We further studied the mechanisms underlying the miR-148b-mediated anti-cancer process, and found that over-expression of miR-148b could significantly inhibit NSCLC cell proliferation, colony formation, and induce cell apoptosis. Knocking down the miR-148b expression could reverse these effects. Over-expression of miR-148b significantly decreased the G2/M phase population in NSCLC cells by preventing NSCLC cells from entering the mitotic phase to inhibit the cell proliferation. Taken together, these results suggested that miR-148b might function as a tumor-suppressor in NSCLC by regulating cell proliferation and apoptosis.

As we all know that the miRNAs regulated multiple malignant incidences via regulation of specific pathways [38,39,40]. To further understand the target network involved in the function of miR-148b, we studied the MAPK/JNK signaling pathway. JNK belongs to the MAPK family, and regulates several important cellular functions including cell proliferation, differentiation, survival and apoptosis [41,42,43]. JNK can be activated by dual phosphorylation of MKK4 and MKK7 [44]. Therefore, we investigated whether miR-148b regulates the tumor growth of non-small cell lung cancer through targeting MAPK/JNK pathway. The results demonstrated that over-expression of miR-148b significantly decreased the protein expression of phosphorylated (p) JNK in NSCLC cells, while the protein expression of MKK4, MKK7 and unphosphorylated (t) JNK was not affected. Our results confirm that miR-148b could inhibit the MAPK/JNK signaling pathway by decreasing the expression of phosphorylated (p) JNK in NSCLC cells. Knocking down miR-148b expression could enhance the phosphorylation of JNK.These results support our previous hypothesis that miR-148b exert anti-cancer activity in NSCLC by targeting MAPK/JNK pathway.

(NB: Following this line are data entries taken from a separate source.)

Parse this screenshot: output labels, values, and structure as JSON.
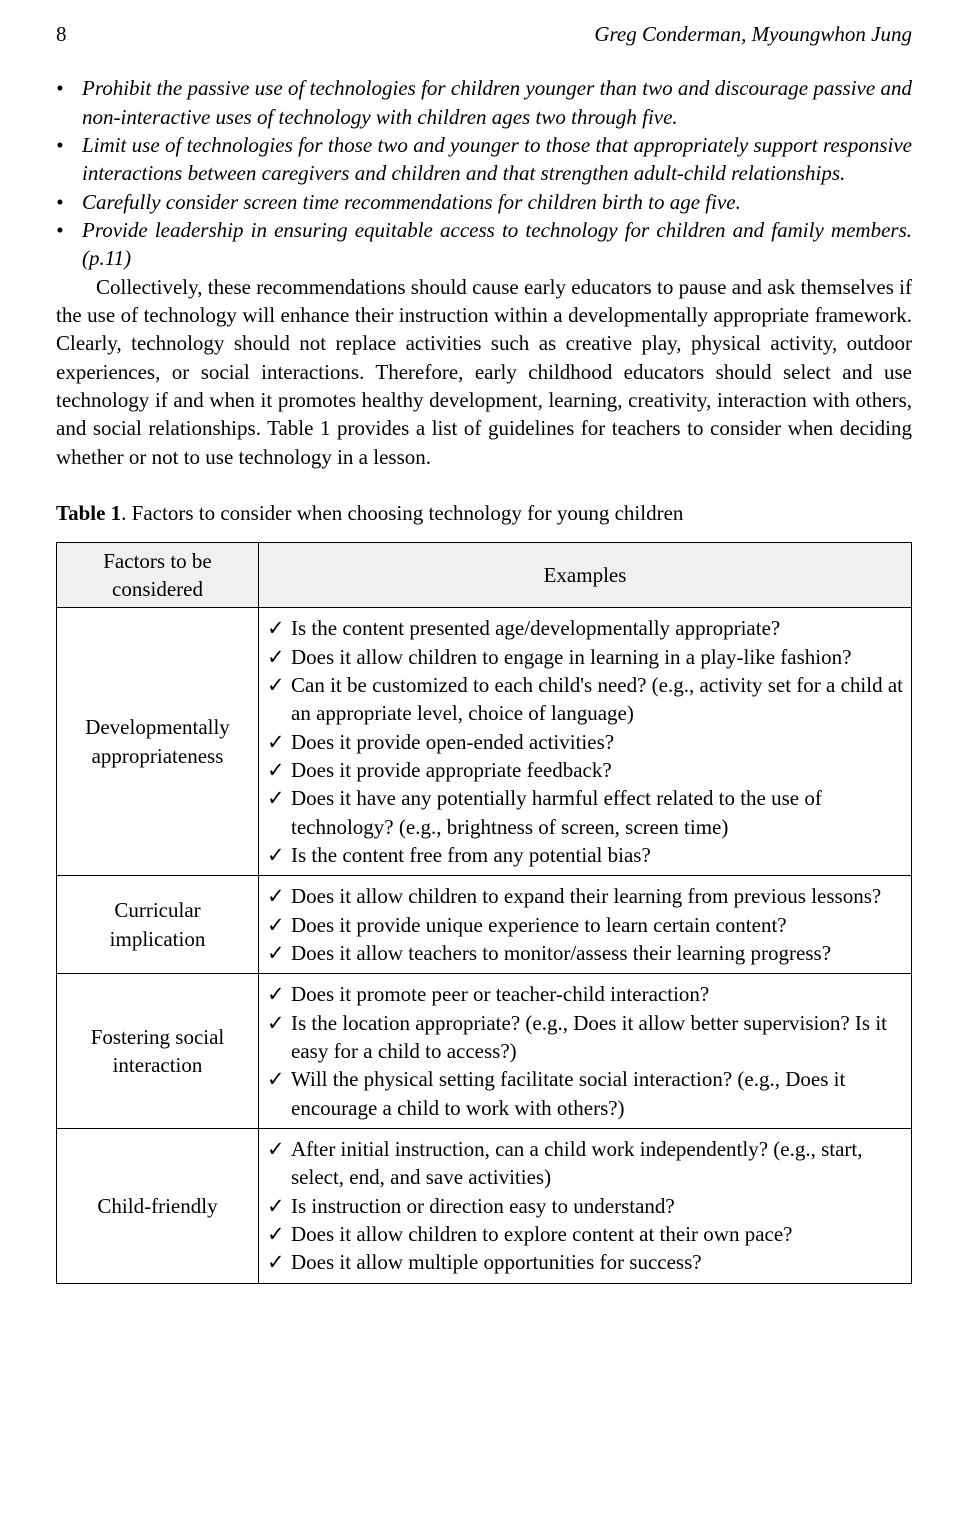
{
  "header": {
    "page_number": "8",
    "authors": "Greg Conderman, Myoungwhon Jung"
  },
  "bullets": [
    "Prohibit the passive use of technologies for children younger than two and discourage passive and non-interactive uses of technology with children ages two through five.",
    "Limit use of technologies for those two and younger to those that appropriately support responsive interactions between caregivers and children and that strengthen adult-child relationships.",
    "Carefully consider screen time recommendations for children birth to age five.",
    "Provide leadership in ensuring equitable access to technology for children and family members. (p.11)"
  ],
  "paragraph": "Collectively, these recommendations should cause early educators to pause and ask themselves if the use of technology will enhance their instruction within a developmentally appropriate framework. Clearly, technology should not replace activities such as creative play, physical activity, outdoor experiences, or social interactions. Therefore, early childhood educators should select and use technology if and when it promotes healthy development, learning, creativity, interaction with others, and social relationships. Table 1 provides a list of guidelines for teachers to consider when deciding whether or not to use technology in a lesson.",
  "table_caption_label": "Table 1",
  "table_caption_text": ". Factors to consider when choosing technology for young children",
  "table": {
    "head": {
      "col1": "Factors to be considered",
      "col2": "Examples"
    },
    "rows": [
      {
        "factor": "Developmentally appropriateness",
        "items": [
          "Is the content presented age/developmentally appropriate?",
          "Does it allow children to engage in learning in a play-like fashion?",
          "Can it be customized to each child's need? (e.g., activity set for a child at an appropriate level, choice of language)",
          "Does it provide open-ended activities?",
          "Does it provide appropriate feedback?",
          "Does it have any potentially harmful effect related to the use of technology? (e.g., brightness of screen, screen time)",
          "Is the content free from any potential bias?"
        ]
      },
      {
        "factor": "Curricular implication",
        "items": [
          "Does it allow children to expand their learning from previous lessons?",
          "Does it provide unique experience to learn certain content?",
          "Does it allow teachers to monitor/assess their learning progress?"
        ]
      },
      {
        "factor": "Fostering social interaction",
        "items": [
          "Does it promote peer or teacher-child interaction?",
          "Is the location appropriate? (e.g., Does it allow better supervision? Is it easy for a child to access?)",
          "Will the physical setting facilitate social interaction? (e.g., Does it encourage a child to work with others?)"
        ]
      },
      {
        "factor": "Child-friendly",
        "items": [
          "After initial instruction, can a child work independently? (e.g., start, select, end, and save activities)",
          "Is instruction or direction easy to understand?",
          "Does it allow children to explore content at their own pace?",
          "Does it allow multiple opportunities for success?"
        ]
      }
    ]
  }
}
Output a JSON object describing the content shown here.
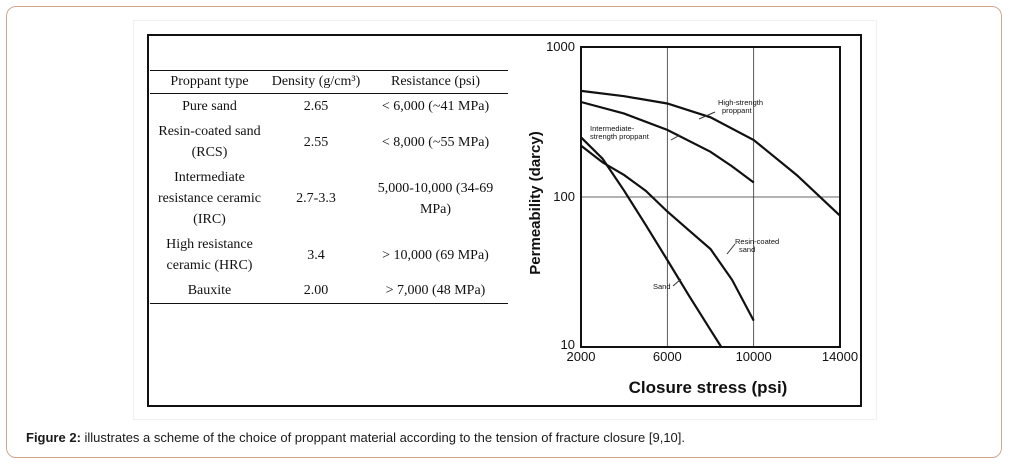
{
  "table": {
    "headers": [
      "Proppant type",
      "Density (g/cm³)",
      "Resistance (psi)"
    ],
    "rows": [
      {
        "type": "Pure sand",
        "density": "2.65",
        "resistance": "< 6,000 (~41 MPa)"
      },
      {
        "type": "Resin-coated sand (RCS)",
        "density": "2.55",
        "resistance": "< 8,000 (~55 MPa)"
      },
      {
        "type": "Intermediate resistance ceramic (IRC)",
        "density": "2.7-3.3",
        "resistance": "5,000-10,000 (34-69 MPa)"
      },
      {
        "type": "High resistance ceramic (HRC)",
        "density": "3.4",
        "resistance": "> 10,000 (69 MPa)"
      },
      {
        "type": "Bauxite",
        "density": "2.00",
        "resistance": "> 7,000 (48 MPa)"
      }
    ]
  },
  "chart_data": {
    "type": "line",
    "title": "",
    "xlabel": "Closure stress (psi)",
    "ylabel": "Permeability (darcy)",
    "xlim": [
      2000,
      14000
    ],
    "ylim": [
      10,
      1000
    ],
    "yscale": "log",
    "xticks": [
      2000,
      6000,
      10000,
      14000
    ],
    "xtick_labels": [
      "2000",
      "6000",
      "10000",
      "14000"
    ],
    "yticks": [
      10,
      100,
      1000
    ],
    "ytick_labels": [
      "10",
      "100",
      "1000"
    ],
    "grid": true,
    "series": [
      {
        "name": "High-strength proppant",
        "x": [
          2000,
          4000,
          6000,
          8000,
          10000,
          12000,
          14000
        ],
        "y": [
          510,
          470,
          420,
          340,
          240,
          140,
          75
        ]
      },
      {
        "name": "Intermediate-strength proppant",
        "x": [
          2000,
          4000,
          6000,
          8000,
          9000,
          10000
        ],
        "y": [
          430,
          360,
          280,
          200,
          160,
          125
        ]
      },
      {
        "name": "Resin-coated sand",
        "x": [
          2000,
          3000,
          4000,
          5000,
          6000,
          7000,
          8000,
          9000,
          10000
        ],
        "y": [
          220,
          170,
          140,
          110,
          80,
          60,
          45,
          28,
          15
        ]
      },
      {
        "name": "Sand",
        "x": [
          2000,
          3000,
          4000,
          5000,
          6000,
          7000,
          8000,
          8500
        ],
        "y": [
          250,
          180,
          110,
          65,
          38,
          22,
          13,
          10
        ]
      }
    ],
    "annotations": [
      "High-strength proppant",
      "Intermediate-strength proppant",
      "Resin-coated sand",
      "Sand"
    ]
  },
  "caption": {
    "label": "Figure 2:",
    "text": " illustrates a scheme of the choice of proppant material according to the tension of fracture closure [9,10]."
  }
}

In accordance with our study, Fang et al. found that decreased miR-148b could enhance tumor cell proliferation and inhibit apoptosis in human renal cancer cells by targeting MAP3K9, which is a upstream activator of MAPK/JNK pathway [45]. At the same time, several studies have confirmed that miR148b works through the regulation of MAPK/JNK [46, 47].

Conclusions

In summary, our study demonstrated that miR-148b could significantly inhibit tumor growth. MiR-148b inhibits NSCLC cell proliferation, colony formation, and induces apoptosis through targeting the MAKP/JNK pathway. All of these results suggest that miR-148b could be viewed as a tumor suppressor and might serve as a potential therapeutic candidate in the developing novel strategy for NSCLC patients.